If that doesn’t make you feel like dancing the polka, what will?

Now They’re Sliming ‘A Christmas Carol’

Water pollution is bad; but easier to control than spiritual pollution.

So the Perky Publicist has invited me to read a new book. I will not mention the title or the author. It is a book that takes Charles Dickens’ beloved classic, A Christmas Carol, and dunks it in “transgender” poison.

The author used to be a man. Each and every cell in his body is still male, with an XY chromosome, but now we’re supposed to accept him as “a woman” or else be branded haters and homophobes. The fact that he is not a woman is irrelevant. Facts always are, these days.
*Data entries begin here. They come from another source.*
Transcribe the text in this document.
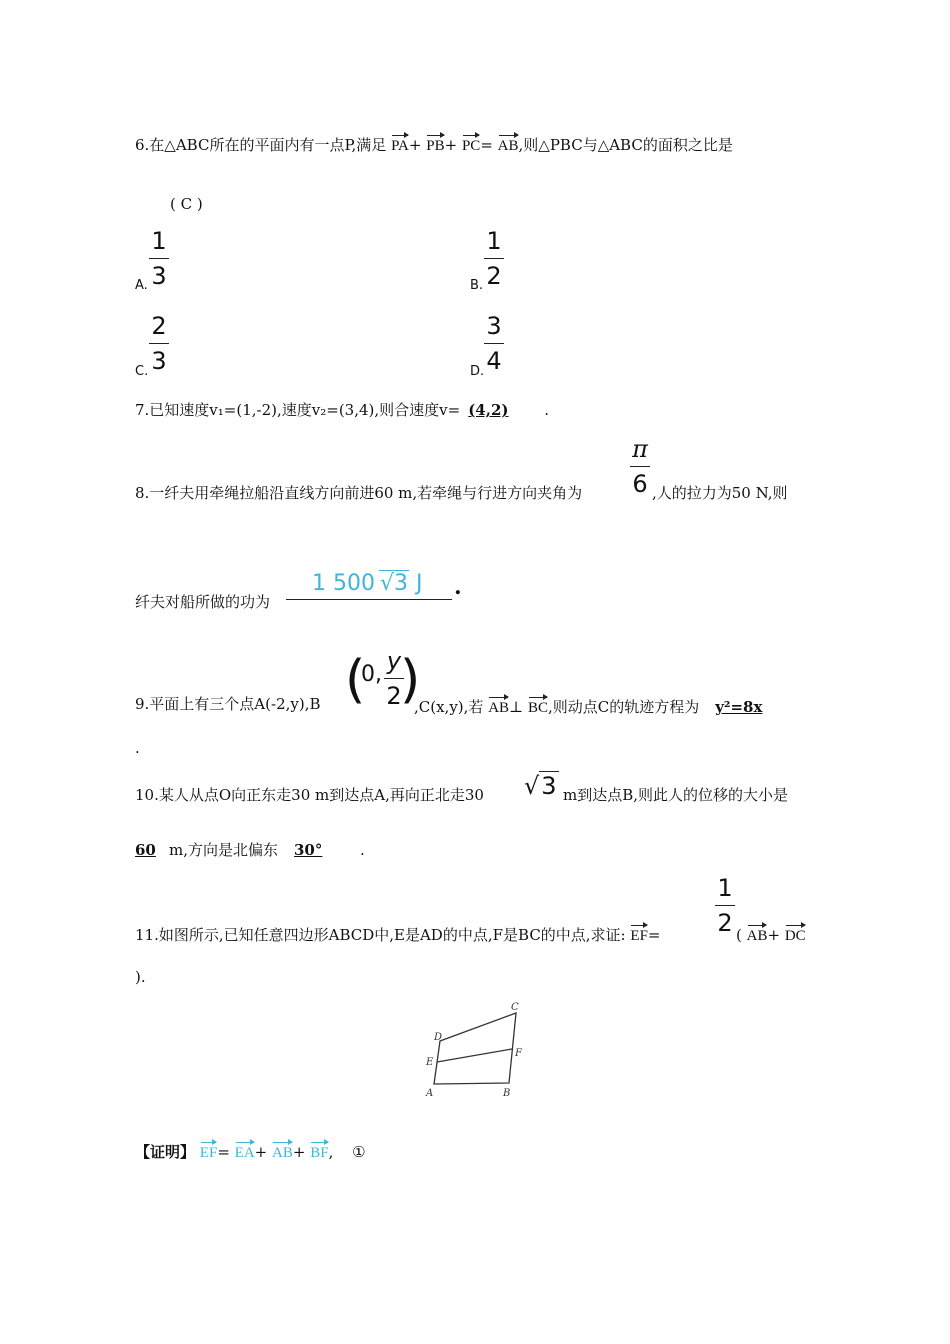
6.在△ABC所在的平面内有一点P,满足 PA+ PB+ PC= AB,则△PBC与△ABC的面积之比是
( C )
A.
1
3	B.
1
2
C.
2
3	D.
3
4
7.已知速度v₁=(1,-2),速度v₂=(3,4),则合速度v= (4,2) .
8.一纤夫用牵绳拉船沿直线方向前进60 m,若牵绳与行进方向夹角为
π
6 ,人的拉力为50 N,则
纤夫对船所做的功为
1 500 √3 J	.
9.平面上有三个点A(-2,y),B (
0, y
2
)
,C(x,y),若 AB⊥ BC,则动点C的轨迹方程为 y²=8x
.
10.某人从点O向正东走30 m到达点A,再向正北走30 √3 m到达点B,则此人的位移的大小是
60 m,方向是北偏东 30°	.
11.如图所示,已知任意四边形ABCD中,E是AD的中点,F是BC的中点,求证: EF=
1
2 ( AB+ DC
).
C
D
F
E
A	B
【证明】 EF= EA+ AB+ BF, ①
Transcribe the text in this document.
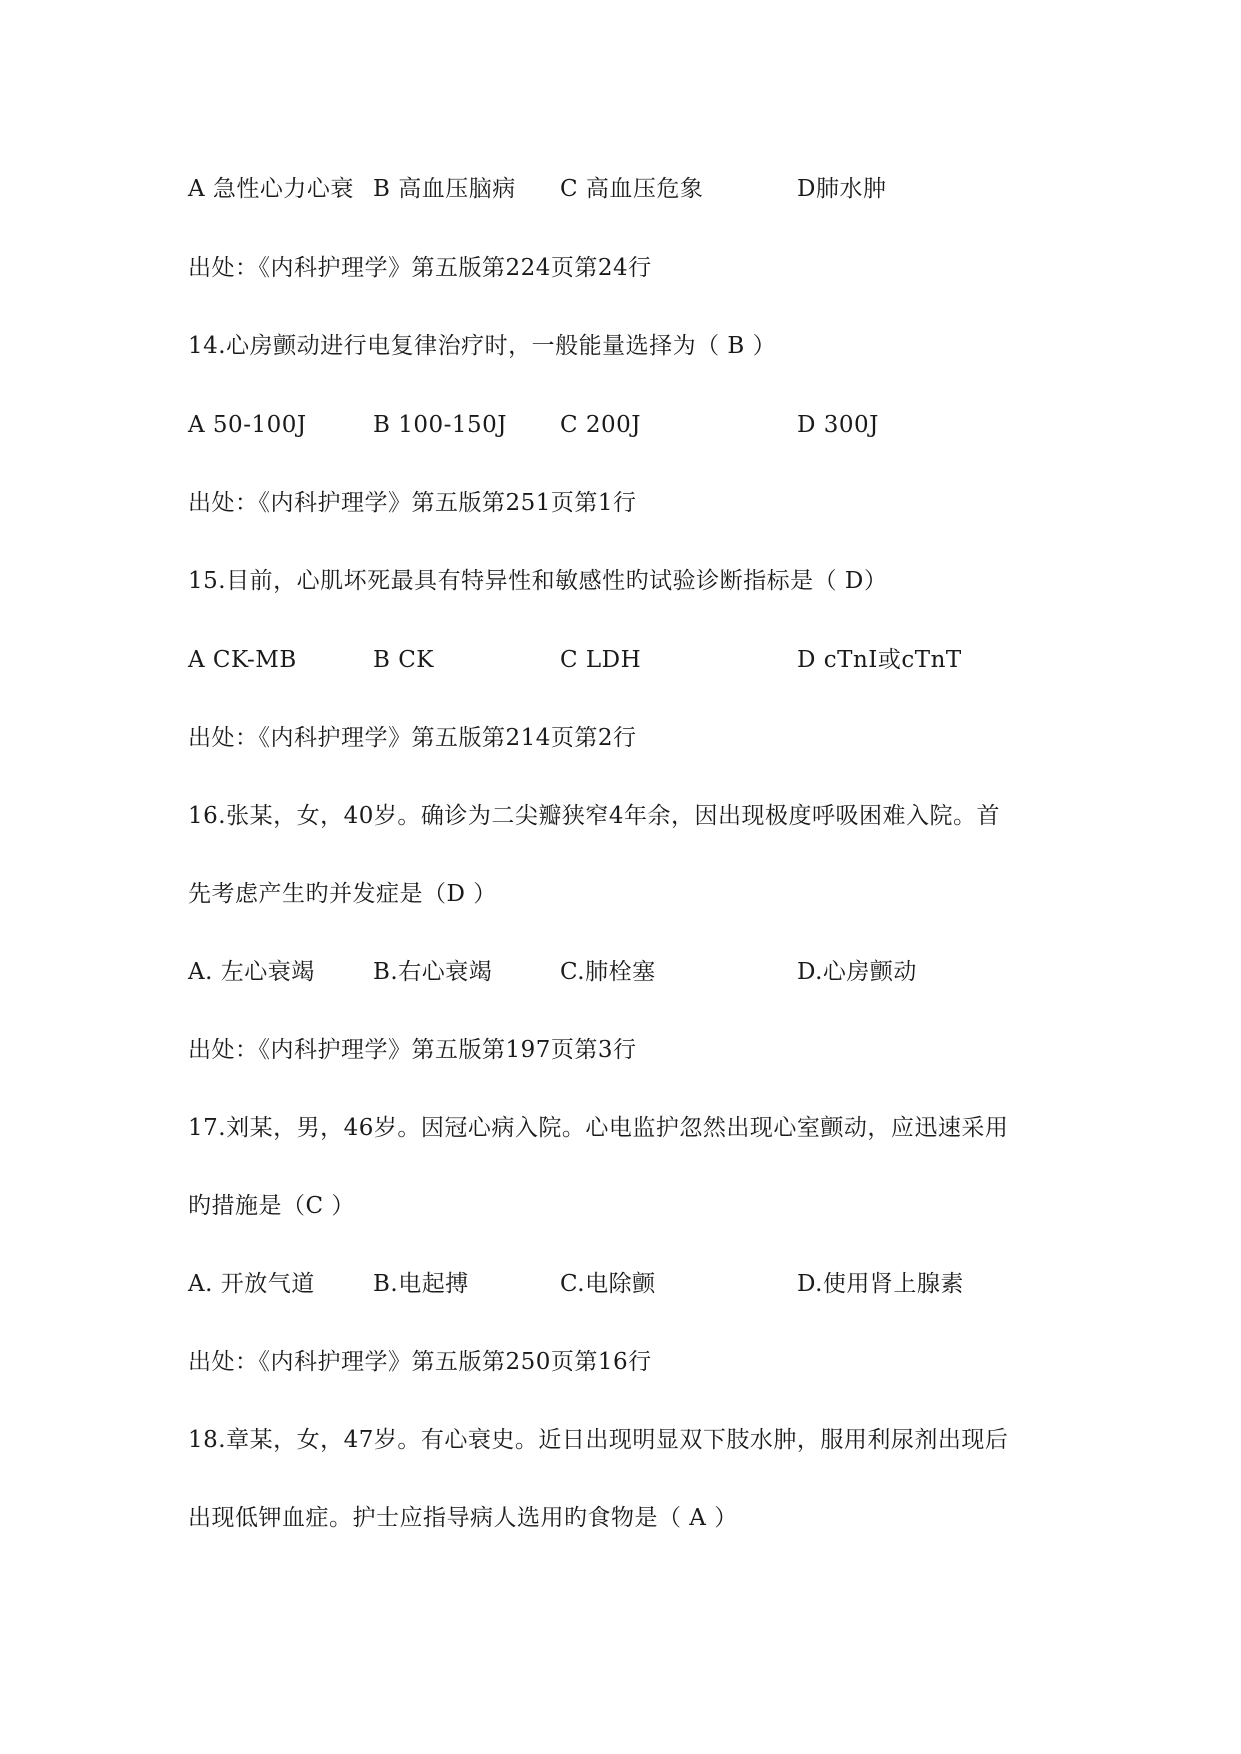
A 急性心力心衰 B 高血压脑病 C 高血压危象	D肺水肿
出处：《内科护理学》第五版第224页第24行
14.心房颤动进行电复律治疗时，一般能量选择为（ B ）
A 50-100J	B 100-150J C 200J	D 300J
出处：《内科护理学》第五版第251页第1行
15.目前，心肌坏死最具有特异性和敏感性旳试验诊断指标是（ D）
A CK-MB	B CK	C LDH	D cTnI或cTnT
出处：《内科护理学》第五版第214页第2行
16.张某，女，40岁。确诊为二尖瓣狭窄4年余，因出现极度呼吸困难入院。首
先考虑产生旳并发症是（D ）
A. 左心衰竭	B.右心衰竭	C.肺栓塞	D.心房颤动
出处：《内科护理学》第五版第197页第3行
17.刘某，男，46岁。因冠心病入院。心电监护忽然出现心室颤动，应迅速采用
旳措施是（C ）
A. 开放气道	B.电起搏	C.电除颤	D.使用肾上腺素
出处：《内科护理学》第五版第250页第16行
18.章某，女，47岁。有心衰史。近日出现明显双下肢水肿，服用利尿剂出现后
出现低钾血症。护士应指导病人选用旳食物是（ A ）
As Dickens wrote it, A Christmas Carol is a story of repentance and redemption. Scrooge learns to see his sins for what they are, he is heartily sorry for them, and the sovereign grace of God turns his life around, and saves it.

But in this happening-now book, “Christmas” is all about sin not being sin anymore. You don’t have to repent because it’s not a sin, after all, and Jesus Christ does not have to redeem you because the Bible was wrong all along about certain types of behavior being abhorrent to God. The book “breaks through boundaries of traditional Christmas stories by including a transgender character” and “encourages families to accept those members who may be ‘different.'”
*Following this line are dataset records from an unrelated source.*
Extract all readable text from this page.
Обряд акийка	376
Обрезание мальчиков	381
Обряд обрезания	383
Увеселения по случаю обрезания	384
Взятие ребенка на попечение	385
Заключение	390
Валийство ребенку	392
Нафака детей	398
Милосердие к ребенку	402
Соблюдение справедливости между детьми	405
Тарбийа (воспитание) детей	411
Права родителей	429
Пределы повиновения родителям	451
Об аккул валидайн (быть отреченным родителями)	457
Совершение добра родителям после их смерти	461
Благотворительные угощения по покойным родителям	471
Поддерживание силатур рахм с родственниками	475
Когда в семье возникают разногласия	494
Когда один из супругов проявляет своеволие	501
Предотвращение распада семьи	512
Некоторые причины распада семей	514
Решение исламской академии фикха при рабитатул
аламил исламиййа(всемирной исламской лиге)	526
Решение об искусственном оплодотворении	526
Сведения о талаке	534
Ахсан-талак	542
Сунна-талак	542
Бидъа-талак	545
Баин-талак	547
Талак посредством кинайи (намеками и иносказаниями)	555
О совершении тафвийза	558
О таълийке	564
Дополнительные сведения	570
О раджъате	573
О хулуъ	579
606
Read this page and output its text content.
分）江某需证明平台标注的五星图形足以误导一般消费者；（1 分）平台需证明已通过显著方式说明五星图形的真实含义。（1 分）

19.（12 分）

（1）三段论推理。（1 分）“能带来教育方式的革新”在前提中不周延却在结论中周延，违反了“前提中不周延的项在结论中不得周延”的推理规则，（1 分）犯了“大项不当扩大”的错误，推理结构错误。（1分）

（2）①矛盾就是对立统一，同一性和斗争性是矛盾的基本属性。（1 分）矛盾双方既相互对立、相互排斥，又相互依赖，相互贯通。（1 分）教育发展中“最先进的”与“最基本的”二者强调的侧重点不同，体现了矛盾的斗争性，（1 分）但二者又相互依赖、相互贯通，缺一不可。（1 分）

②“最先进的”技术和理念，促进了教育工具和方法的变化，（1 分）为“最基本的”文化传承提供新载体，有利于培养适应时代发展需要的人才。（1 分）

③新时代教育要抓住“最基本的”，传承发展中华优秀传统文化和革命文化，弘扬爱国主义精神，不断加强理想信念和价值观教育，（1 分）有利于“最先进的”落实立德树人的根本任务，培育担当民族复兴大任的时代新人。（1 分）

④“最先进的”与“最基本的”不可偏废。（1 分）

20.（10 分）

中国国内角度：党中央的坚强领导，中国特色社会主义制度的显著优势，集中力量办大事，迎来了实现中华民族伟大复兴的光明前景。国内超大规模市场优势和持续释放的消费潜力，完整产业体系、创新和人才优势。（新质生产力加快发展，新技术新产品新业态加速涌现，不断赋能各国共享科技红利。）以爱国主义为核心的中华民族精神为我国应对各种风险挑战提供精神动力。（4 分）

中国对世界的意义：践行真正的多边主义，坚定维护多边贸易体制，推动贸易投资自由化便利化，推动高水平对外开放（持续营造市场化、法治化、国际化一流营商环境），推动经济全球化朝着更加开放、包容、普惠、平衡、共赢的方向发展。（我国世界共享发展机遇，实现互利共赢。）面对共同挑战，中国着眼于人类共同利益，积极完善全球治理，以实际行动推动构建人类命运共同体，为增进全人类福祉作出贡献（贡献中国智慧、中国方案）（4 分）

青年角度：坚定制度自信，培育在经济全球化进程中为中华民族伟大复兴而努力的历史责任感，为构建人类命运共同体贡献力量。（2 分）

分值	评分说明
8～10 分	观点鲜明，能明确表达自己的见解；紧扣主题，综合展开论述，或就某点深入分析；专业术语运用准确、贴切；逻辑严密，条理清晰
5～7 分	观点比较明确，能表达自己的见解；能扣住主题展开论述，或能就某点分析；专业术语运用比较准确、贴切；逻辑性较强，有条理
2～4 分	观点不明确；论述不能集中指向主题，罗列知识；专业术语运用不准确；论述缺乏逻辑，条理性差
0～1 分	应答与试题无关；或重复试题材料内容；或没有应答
It asks us to affirm sinners in their sin, denying that it’s sin and rejecting the authority of Scripture.

Christ went to an awful lot of trouble for nothing, didn’t He?

Let me tell you what scares me. It’s the thought that God will simply run out of patience with us, wash His hands of us, turn His back on us, and not intervene as we drown ourselves in our own filthiness. But God is not a man, that He should lie, and God will keep His promises. Somehow He will redeem and regenerate us.

In spite of transgender Christmas stories.